We are interested in constructing short two-message arguments for various languages, where the complexity of the verifier is small (e.g. linear in the input size, or even sublinear if the input is coded appropriately).
In 2000 Aiello et al. suggested the tantalizing possibility of obtaining such arguments for all of NP. These have proved elusive, despite extensive efforts. Our work builds on the compiler of Kalai and Raz, which takes as input an interactive proof system consisting of several rounds and produces a two-message argument system. The proof of soundness of their compiler relies on superpolynomial hardness assumptions.

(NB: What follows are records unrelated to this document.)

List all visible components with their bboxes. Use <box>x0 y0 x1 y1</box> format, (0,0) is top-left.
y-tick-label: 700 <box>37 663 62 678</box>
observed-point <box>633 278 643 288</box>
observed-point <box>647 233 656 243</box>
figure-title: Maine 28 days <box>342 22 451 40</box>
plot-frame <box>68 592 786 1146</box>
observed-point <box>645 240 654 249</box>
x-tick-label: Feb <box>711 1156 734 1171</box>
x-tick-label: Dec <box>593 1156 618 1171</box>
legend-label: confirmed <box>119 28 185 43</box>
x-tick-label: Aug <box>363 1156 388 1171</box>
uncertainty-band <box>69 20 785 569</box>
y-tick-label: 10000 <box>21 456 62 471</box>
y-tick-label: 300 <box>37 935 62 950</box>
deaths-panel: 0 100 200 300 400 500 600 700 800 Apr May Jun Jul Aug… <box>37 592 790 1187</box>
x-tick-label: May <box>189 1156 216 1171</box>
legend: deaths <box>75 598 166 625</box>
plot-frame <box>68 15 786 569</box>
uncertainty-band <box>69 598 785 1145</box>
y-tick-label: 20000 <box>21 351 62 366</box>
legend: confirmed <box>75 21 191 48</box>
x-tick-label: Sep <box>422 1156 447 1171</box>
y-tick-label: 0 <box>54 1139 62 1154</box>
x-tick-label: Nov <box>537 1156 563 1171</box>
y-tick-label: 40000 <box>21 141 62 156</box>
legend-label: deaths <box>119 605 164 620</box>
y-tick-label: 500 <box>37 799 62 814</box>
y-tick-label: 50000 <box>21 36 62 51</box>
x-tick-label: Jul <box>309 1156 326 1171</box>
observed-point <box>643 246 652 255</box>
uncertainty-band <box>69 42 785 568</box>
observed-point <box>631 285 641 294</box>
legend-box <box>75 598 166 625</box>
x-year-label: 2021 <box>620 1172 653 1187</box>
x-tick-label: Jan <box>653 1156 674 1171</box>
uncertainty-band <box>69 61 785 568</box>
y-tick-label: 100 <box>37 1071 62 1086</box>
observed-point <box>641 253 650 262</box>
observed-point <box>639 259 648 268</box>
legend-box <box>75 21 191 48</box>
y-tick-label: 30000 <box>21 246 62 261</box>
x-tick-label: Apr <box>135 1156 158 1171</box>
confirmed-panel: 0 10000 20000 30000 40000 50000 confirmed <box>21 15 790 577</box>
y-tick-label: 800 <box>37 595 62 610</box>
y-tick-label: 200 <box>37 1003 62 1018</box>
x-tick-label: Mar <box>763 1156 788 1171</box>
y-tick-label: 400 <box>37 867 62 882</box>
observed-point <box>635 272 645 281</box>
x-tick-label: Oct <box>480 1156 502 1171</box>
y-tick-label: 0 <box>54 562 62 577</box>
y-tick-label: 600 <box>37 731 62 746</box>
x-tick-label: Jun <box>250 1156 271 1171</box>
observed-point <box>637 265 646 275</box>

In this work we obtain a succinct two-message argument system for any language in NC, where the verifier’s work is linear (or even polylogarithmic). Soundness relies on any standard (polynomially hard) private information retrieval scheme or fully homomorphic encryption scheme. This is the first non trivial two-message succinct argument system that is based on a standard polynomial-time hardness assumption. We obtain this result by proving that the compiler is sound (under standard polynomial hardness assumptions) if the verifier in the original protocol runs in logarithmic space and public coins. We obtain our two-message argument by applying the compiler to an interactive proof protocol of Goldwasser, Kalai and Rothblum. On the other hand, we prove that under standard assumptions there is a sound interactive proof protocol that, when run through the compiler, results in a protocol that is not sound.